Showing posts with label respect. Show all posts
Showing posts with label respect. Show all posts

Sunday, April 4, 2010

the birds and the bees

I was recently faced with the daunting task of talking with my 14yr old nephew about the value of condoms. Uncomfortable? Yes. Unnecessary? Also, yes. He knew where to get them, how to use them and more importantly when to use them, which is every time. Whew for me, that part of the conversation was short! It was also important to me that he understood beyond the mechanics of sex that no matter how much fun he was having, to make sure he was never disrespectful – to either his partner or to himself - treating girls the way he’d want guys to treat his younger sister. (At this he made a face and said “She’s only seven.” Ya ya, you get my point.) He agreed breakups online weren’t cool and that switching girlfriends every 5 minutes wasn’t either. He volunteered that he wasn’t having sex, and I said that I would never judge him if he were but made him promise he’d be smart about his health and his future. Soon after that, a friend told me her 5yr old was asking questions, beyond the garden variety version of where babies come from. Both situations have got me thinking about when my mom had the talk with me, and how times have changed in the thirty years since.

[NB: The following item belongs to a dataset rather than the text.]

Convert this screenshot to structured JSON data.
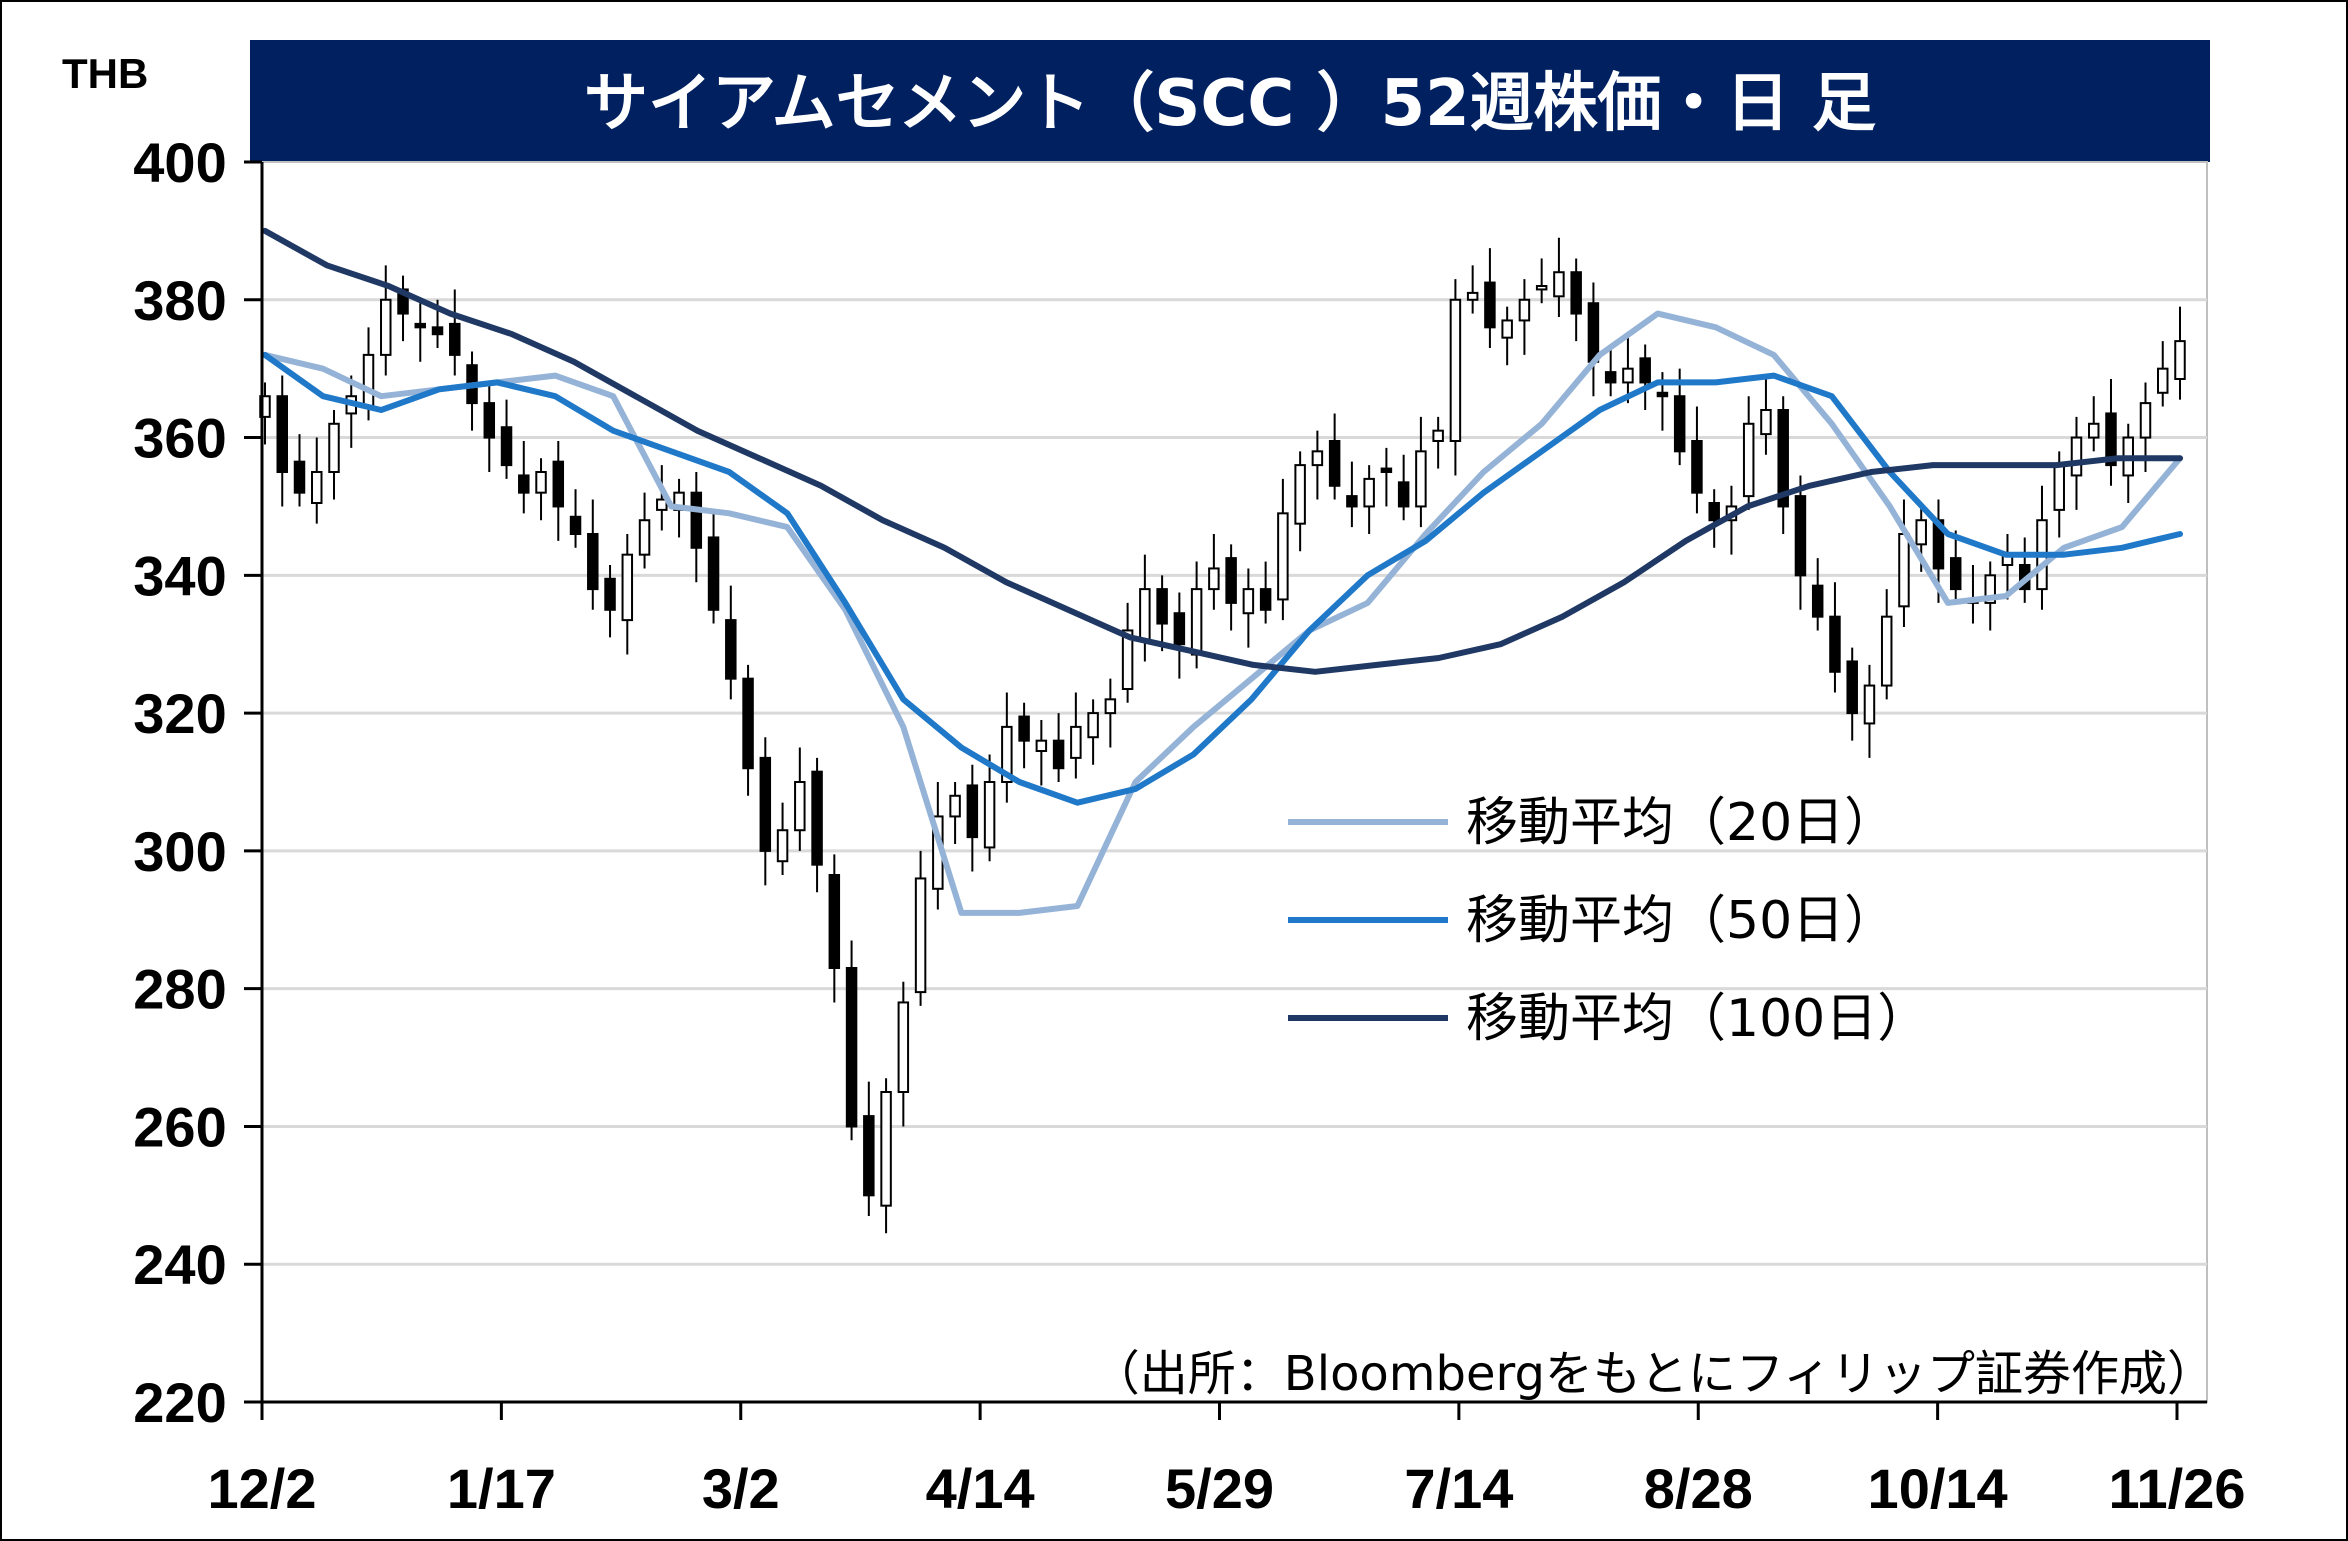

One day, after I had called one of my grade 4 classmates a ‘prick’ at the dinner table that resulted in very shocked looks from both of my parents, my mother came to my room with a book she wanted me to read with her. It was called “Where did I Come From?” and the cover had a cartoon picture of a really cute baby. Being an avid reader and having no clue what was in store for me, I eagerly agreed to join in. We had already had a very basic talk that went a little bit like this:
Me: Mommy, where do babies come from?
Her: Well, a Daddy plants a seed in the Mommy.
For years I had visions of my dad with a gardening trowel digging through dirt in my mother’s navel to plant a seed, water it and watch it grow. It made no sense, but I didn’t have the imagination to conjure up anything even remotely closer to the truth. I also didn’t have the courage to speak up and challenge the explanation. Well, this book cleared some things up but also left me completely deluded about others! I mean, sperms in tuxedos??? My mother concluded the reading with the following:

Her: Now Lori, when a man and woman love one another very much and are married, they show each other how much they love one another by having sex. Nice girls wait until they are married. Do you understand?
Me: Yes, Mommy.
Her: Do you have any questions?
Me: Mommy? How does the sperm know it is time to leave the man’s penis and go to the woman’s egg? Does it come out in his pee?
Her: (squirming) Well, that is a very good question....(she then proceeded to tell me about ejaculation that I heard in a wah wah wah Charlie Brown Grown Up voice because it way over my head and kinda gross too)
Her: And this is something we don’t talk about to anyone. It especially isn’t appropriate to talk about sex with your friends.
Me: Yes, Mommy.

Naturally my friends and I did talk about it. We tore the clothes off our Barbie & Ken dolls and mashed their plastic naked bodies together making kissy-face noises hoping that Barbie would miraculously become pregnant. Sometimes, Barbie cheated on Ken with GI Joe, He-Man or Donny Osmond. Just because we had to behave like nice girls didn’t mean she couldn’t have some good times!

Flash forward to the year 2010; I am shocked at how openly promiscuous kids are today. I attribute my shock to the fact that when I was becoming sexually curious/active, it was during the onset of the AIDS crisis which at the time instilled fear (and ignorance) into the masses. So it makes me happy to report, that kids are very aware of and are practicing, safe sex, even if they are engaging in things like sexting, rainbow parties and sex bracelets. Add to the mix the accessibility of information via the internet, movies, video games and tv shows contributing to their overt sexuality...and it all has me asking, whatever happened to the simple days of ‘I’ll show you mine if you show me yours’ in the garden shed?